April 30, 2024

Zimbabwe: Release orphaned elephants who have been fostered | panorama

Seven orphaned and nursing elephants have been released back into the wild in Zimbabwe. The snakes were brought from their care station near the capital, Harare, to the Banda Masui Nature Reserve, 1,100 kilometers away, not far from the famous Victoria Falls in the west of the country by crane, lifting platform and heavy transport. This was announced by the International Fund for Animal Welfare (IFAW) and the Zimbabwean animal welfare organization Wild is Life.

The elephants – Moyo, Unity, Sally, Sienna, Bumi, Coco and Kururakura – have been rescued from life-threatening situations as infants or small animals and are cared for at the Zimbabwe Elephant Nursery run by the two organisations. Roxy Dankuerts, founder of the Elephant Orphanage, said some elephant mothers have been killed by poachers, while others have died from injuries or from dehydration.

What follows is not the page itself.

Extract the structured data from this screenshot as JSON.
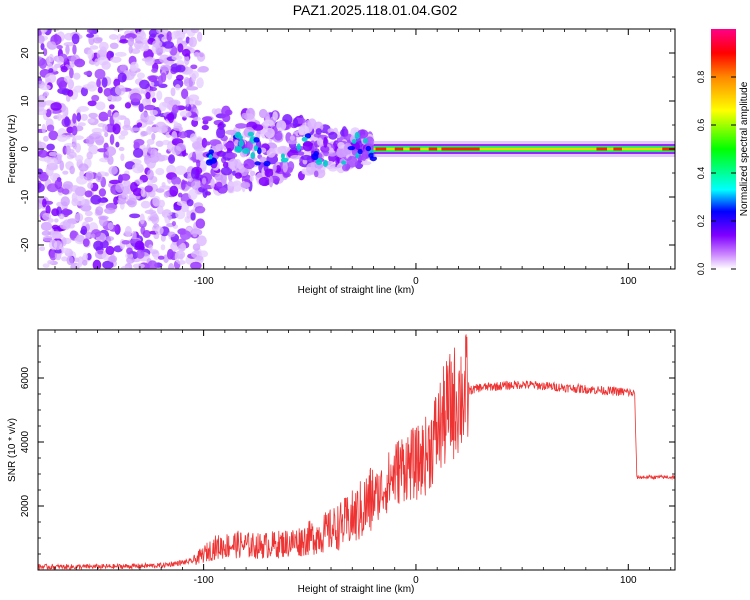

The baby elephants were cared for around the clock for months and fed with special milk until they were released back into the wild. Dankowerts explained that “baby elephants are completely dependent on milk until they are two years old and cannot live on their own.”

Monitoring continues

The animals arrived safely on Thursday at the 85,000-hectare sanctuary, where 11 other recovered elephants are already living. These should help the newcomers settle into their new surroundings. Dankwerts said the process could take anywhere from several months to a few years. Until then, the keepers took care of the animals and watched them daily.

Some old pachyderms have already been successfully released and are roaming through the unfenced reserve and also through neighboring reserves in neighboring Botswana and Mozambique. The Zimbabwe Elephant Nursery says it has rescued 46 orphaned elephants since 2014.

The International Union for Conservation of Nature (IUCN) classifies African savannah elephants, whose numbers have declined by at least 60 percent in the past 50 years, as “endangered.” About 415,000 animals still live on the continent, mainly in southern Africa.